@meso@iska@kirby@sarvo I'm going to stir the pot here a little and say that Java is Fine, Actually. Not great (a language of its target demographic never really can be), but fine. Really the worst thing about it is some of the tooling like Maven which can go straight to hell, and the longstanding meme about Eclipse being the go-to free Java IDE when NetBeans is heaps better for any normal person (I deliberately refrain from commenting on IntelliJ because I haven't used it)
@meso@iska@allison@kirby@sarvo its the mark of a language designed to let executives limit the damage bad programmers can do, rather than to empower good programmers
@mischievoustomato@nyoom@iska@kirby@sarvo@meso The best way to rein in bad programmers is by restraining their cleverness, the kinds of footguns Java has are very different from languages which actually incentivize showboating.

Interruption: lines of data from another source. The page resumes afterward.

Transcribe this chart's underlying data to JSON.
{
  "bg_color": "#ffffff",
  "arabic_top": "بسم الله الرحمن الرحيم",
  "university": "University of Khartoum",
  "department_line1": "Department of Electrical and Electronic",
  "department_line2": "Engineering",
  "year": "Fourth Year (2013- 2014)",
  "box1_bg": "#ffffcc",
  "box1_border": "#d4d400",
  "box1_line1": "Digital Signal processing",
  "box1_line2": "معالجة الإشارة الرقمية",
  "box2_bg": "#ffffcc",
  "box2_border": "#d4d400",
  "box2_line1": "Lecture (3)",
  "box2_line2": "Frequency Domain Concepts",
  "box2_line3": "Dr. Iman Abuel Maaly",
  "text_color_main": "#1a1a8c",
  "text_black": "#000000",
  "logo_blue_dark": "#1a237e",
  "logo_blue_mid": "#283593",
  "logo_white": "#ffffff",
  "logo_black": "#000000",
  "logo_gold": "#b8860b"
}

@mischievoustomato@nyoom@iska@kirby@sarvo@meso Nowadays I think you would see Go for the kinds of things Java was sold for after the initial hype for it in the 90s as a "write once, run everywhere" desktop language.
@Moon@nyoom@iska@kirby@sarvo@mischievoustomato@meso End-user desktop applications is where Java still has an edge compared to Go, I think. Lots of decent tooling and libraries for stuff like that even if it is a bit of a meme because who writes cross platform desktop applications on anything but Electron anymore?
@iska@meso@sarvo@kirby Yes the verbosity is the worst thing about it and basically necessitates an IDE if you don't want to kill your fingers. That being said, they worked on it in recent versions and I still follow it easier than some whitespace significant memelangs like everyone's favorite snake.